Only the elaborate costumes for the Mikado himself and for Katisha, his “daughter-in-law-elect,” in their wildness, catch something of their characters, while that for Pooh-Bah, the pompous power-grabber and egomaniac, conversely suggests British spoofing.
The staging had wide ups and downs. The individual movements and the ensemble action displayed good ideas, even if they were not always executed smartly, while the chorus was given sloppy direction with inadequate drilling.
The cast, likewise, was uneven, with only one or two soloists sub-par. Michael Ward’s Pish-Tush proved inept in both singing and movement, while Dennis Gotkowski as the romantic hero, Nanki-Poo (below left), was vocally weak and visually ridiculous — looking like a pirate.
As his beloved Yum-Yum, Angela Sheppard (below right) was visually disappointing but vocally strong. To her sidekick Pitti-Sing, Angela Z. Sheppard brought some good comic potential but her diction was uneven. Matt Marsland was too straightforward to be a successfully comic Ko-Ko.
Best were Anthony Ashley, who was excellent in both singing and acting as Pooh-Bah; Bill Rosholt as a majestic Mikado; and, despite some moments of blurred diction, Meghan Hilker as the dragon-lady Katisha (below center).
The chorus of eight or 10 women and only six men was pretty scrawny. The pit orchestra, on the other hand, was excellent under music director Blake Walter (below, in a photo by John Maniaci) of Edgewood College.

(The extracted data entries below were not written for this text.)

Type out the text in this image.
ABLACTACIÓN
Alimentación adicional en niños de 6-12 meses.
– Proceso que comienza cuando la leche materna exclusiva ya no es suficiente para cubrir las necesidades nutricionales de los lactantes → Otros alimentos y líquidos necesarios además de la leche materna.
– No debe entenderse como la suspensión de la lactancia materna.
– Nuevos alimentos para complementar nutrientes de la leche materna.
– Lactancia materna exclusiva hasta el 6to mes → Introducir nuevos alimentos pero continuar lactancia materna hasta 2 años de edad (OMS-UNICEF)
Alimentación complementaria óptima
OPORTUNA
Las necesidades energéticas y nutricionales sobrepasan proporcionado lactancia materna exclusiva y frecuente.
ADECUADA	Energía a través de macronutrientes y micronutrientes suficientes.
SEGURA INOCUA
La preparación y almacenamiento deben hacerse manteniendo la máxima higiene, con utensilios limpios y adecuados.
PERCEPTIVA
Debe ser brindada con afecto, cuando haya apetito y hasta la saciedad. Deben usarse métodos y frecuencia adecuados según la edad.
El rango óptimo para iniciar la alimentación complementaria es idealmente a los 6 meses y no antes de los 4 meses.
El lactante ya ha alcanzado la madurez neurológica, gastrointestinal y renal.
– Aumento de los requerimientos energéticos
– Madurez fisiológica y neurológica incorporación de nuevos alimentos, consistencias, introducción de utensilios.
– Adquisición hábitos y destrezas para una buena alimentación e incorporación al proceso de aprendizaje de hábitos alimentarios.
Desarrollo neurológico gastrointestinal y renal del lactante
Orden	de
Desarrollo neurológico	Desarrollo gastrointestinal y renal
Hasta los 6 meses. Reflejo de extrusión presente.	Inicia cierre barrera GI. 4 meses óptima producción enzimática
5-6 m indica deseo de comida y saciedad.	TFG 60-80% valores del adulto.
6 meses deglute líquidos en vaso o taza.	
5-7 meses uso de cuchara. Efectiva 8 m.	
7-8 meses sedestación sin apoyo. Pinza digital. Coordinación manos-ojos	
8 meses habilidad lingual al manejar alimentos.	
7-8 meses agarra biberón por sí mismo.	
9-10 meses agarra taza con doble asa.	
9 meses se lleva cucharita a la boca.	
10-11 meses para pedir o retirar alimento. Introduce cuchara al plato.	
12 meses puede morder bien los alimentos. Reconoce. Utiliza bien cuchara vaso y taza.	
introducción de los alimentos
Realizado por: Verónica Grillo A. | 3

Alas, the needless use of projections during the overture (heard at bottom in a YouTube video) quite distracted the audience from listening to their fine playing of it.
Given the wackiness and color, the audience seemed generally entertained. But that is hardly the only proof of the pudding, when responsible fidelity to the character of the work is sacrificed for cheap effects.
As someone with my own long years of devoted involvement with Madison Savoyards, I find it painful to have to write so negatively. But let’s be frank: This was not one of the productions that, as so often otherwise, adds renewed honor to this proud company.
Will its production of The Gondoliers next summer be perverted by protests from Italian-Americans about stereotyping Venetians?